RUSIA, JEPANG MENANDATANGANI PAKTA PEMBANGUNAN EKONOMI; MATI DI WILAYAH
Rusia melakukan intervensi pengaruh besar pada peristiwa di Eropa, Amerika Serikat, dan Timur Tengah dengan cara yang belum pernah dilakukan selama beberapa dekade terakhir, dan banyak orang di Barat menyesali hal ini. Namun ada sebuah paradoks: Berdasarkan sebagian besar ukuran ekonomi dan demografi, Rusia adalah negara yang sedang mengalami kemunduran.
Betapapun besarnya kerugian negara ini akibat sanksi-sanksi Barat atas tindakan mereka di Ukraina, perekonomian negara ini mempunyai kelemahan yang lebih mendasar: ketergantungan yang terus-menerus terhadap bahan-bahan mentah, terutama energi, yang harganya telah jatuh dalam beberapa tahun terakhir.
Evakuasi di Aleppo dihentikan SETELAH KEBAKARAN PADA KONVOI Pemberontak, LAPORAN MEDIA Suriah
Populasi Rusia telah menurun dan sebagian besar proyeksi memperkirakan jumlah penduduk akan terus menurun, dari 144 juta orang saat ini menjadi 100 juta orang sebelum akhir abad ini.
Namun, dari posisi lemahnya ini, Moskow mempengaruhi politik di negara-negara Barat.
Politisi di negara-negara yang dulunya dikuasai Moskow menganggap remeh campur tangan Rusia. Namun temuan yang masih diperdebatkan oleh badan intelijen AS bahwa Rusia meretas komputer dalam upaya mempengaruhi pemilihan presiden AS belum pernah terjadi sebelumnya.

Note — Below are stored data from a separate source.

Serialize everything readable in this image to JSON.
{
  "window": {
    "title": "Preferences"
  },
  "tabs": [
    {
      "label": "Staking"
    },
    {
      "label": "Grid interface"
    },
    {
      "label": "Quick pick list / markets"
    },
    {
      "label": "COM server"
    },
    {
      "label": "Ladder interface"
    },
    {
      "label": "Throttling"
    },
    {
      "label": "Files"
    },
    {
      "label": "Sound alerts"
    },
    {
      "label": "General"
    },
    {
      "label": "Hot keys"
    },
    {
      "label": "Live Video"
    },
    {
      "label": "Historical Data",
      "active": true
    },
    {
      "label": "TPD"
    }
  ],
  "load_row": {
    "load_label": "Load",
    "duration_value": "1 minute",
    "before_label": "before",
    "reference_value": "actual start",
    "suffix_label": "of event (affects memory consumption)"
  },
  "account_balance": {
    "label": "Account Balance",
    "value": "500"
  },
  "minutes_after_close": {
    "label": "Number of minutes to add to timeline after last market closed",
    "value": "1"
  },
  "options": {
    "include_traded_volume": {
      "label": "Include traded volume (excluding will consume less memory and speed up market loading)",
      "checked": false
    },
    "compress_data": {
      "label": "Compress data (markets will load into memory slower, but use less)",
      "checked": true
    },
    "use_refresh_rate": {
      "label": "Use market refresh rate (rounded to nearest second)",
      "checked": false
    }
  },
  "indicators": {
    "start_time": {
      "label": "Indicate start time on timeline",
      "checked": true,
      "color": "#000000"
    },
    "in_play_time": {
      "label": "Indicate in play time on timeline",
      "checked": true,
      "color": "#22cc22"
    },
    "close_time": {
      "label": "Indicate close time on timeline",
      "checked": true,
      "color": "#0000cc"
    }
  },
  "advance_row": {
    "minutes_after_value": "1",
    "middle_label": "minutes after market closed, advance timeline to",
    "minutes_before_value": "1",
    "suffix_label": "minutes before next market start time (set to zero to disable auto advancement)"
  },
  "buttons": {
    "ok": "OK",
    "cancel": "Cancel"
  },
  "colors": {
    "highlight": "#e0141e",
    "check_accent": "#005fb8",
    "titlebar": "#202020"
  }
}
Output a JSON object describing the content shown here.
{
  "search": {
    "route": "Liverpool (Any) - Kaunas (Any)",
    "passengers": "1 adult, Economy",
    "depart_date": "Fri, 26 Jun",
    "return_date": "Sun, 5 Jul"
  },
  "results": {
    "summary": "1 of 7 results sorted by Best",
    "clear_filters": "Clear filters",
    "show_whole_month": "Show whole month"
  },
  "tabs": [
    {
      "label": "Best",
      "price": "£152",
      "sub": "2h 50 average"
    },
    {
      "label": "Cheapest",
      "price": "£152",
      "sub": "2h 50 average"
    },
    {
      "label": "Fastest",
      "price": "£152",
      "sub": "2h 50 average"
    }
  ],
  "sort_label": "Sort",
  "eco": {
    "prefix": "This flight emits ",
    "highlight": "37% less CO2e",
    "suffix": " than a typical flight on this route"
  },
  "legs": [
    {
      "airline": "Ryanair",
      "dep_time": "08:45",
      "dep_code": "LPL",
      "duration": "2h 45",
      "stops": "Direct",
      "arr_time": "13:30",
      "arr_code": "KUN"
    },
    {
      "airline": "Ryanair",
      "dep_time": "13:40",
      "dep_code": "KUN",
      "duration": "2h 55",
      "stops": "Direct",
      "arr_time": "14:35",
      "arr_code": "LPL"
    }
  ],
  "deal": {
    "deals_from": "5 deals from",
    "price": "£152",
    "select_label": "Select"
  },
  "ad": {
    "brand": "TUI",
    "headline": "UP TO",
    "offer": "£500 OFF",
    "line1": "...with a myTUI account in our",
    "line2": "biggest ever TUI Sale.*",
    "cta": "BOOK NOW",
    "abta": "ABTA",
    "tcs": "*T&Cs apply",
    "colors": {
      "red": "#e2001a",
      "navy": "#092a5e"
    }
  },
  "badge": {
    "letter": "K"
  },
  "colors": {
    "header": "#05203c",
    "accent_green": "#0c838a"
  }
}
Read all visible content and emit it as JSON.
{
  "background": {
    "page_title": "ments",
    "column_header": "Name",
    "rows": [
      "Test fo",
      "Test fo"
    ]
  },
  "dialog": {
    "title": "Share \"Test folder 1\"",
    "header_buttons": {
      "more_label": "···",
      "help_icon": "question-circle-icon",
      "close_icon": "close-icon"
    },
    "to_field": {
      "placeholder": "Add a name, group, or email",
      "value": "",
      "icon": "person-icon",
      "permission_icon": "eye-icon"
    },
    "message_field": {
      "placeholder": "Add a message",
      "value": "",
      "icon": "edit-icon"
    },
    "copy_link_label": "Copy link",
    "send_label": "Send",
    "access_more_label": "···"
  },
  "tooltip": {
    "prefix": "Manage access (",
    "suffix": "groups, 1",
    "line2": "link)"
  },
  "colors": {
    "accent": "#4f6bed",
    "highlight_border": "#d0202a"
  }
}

Di Prancis, dua politisi Russophile—François Fillon dan Marine Le Pen—adalah kandidat terdepan untuk bersaing dalam pemilihan presiden musim semi mendatang. Kamis di Brussel, Fillon mengatakan bahwa meskipun ia tidak memiliki hubungan pribadi dengan Presiden Rusia Vladimir Putin, “Saya sangat menghormati Rusia.”
Rusia memiliki persediaan senjata nuklir terbesar di dunia dan merupakan salah satu dari lima anggota tetap Dewan Keamanan PBB. Oleh karena itu, pengaruh globalnya tidak pernah sepenuhnya hilang. Namun di bawah kepemimpinan Putin, Rusia telah kembali ke posisi yang diyakini oleh sebagian besar warga negaranya: di puncak urusan global.
Bagaimana dia melakukannya? Salah satu penjelasannya adalah karena dia bisa. Para penulis biografi sebagian besar menggambarkan keterampilan Putin dalam judo, yang mengandalkan memanfaatkan lawan ketika mereka kehilangan keseimbangan.
Pemerintahan negara-negara Barat jelas tidak seimbang saat ini. Dampak dari keruntuhan finansial menimbulkan reaksi balik terhadap institusi politik, institusi pemerintah, dan globalisasi. Rusia dipandang memperkuatnya dengan mempengaruhi politisi, perampokan dan memanipulasi media sosial.
Klik untuk mengetahui lebih lanjut dari Wall Street Journal.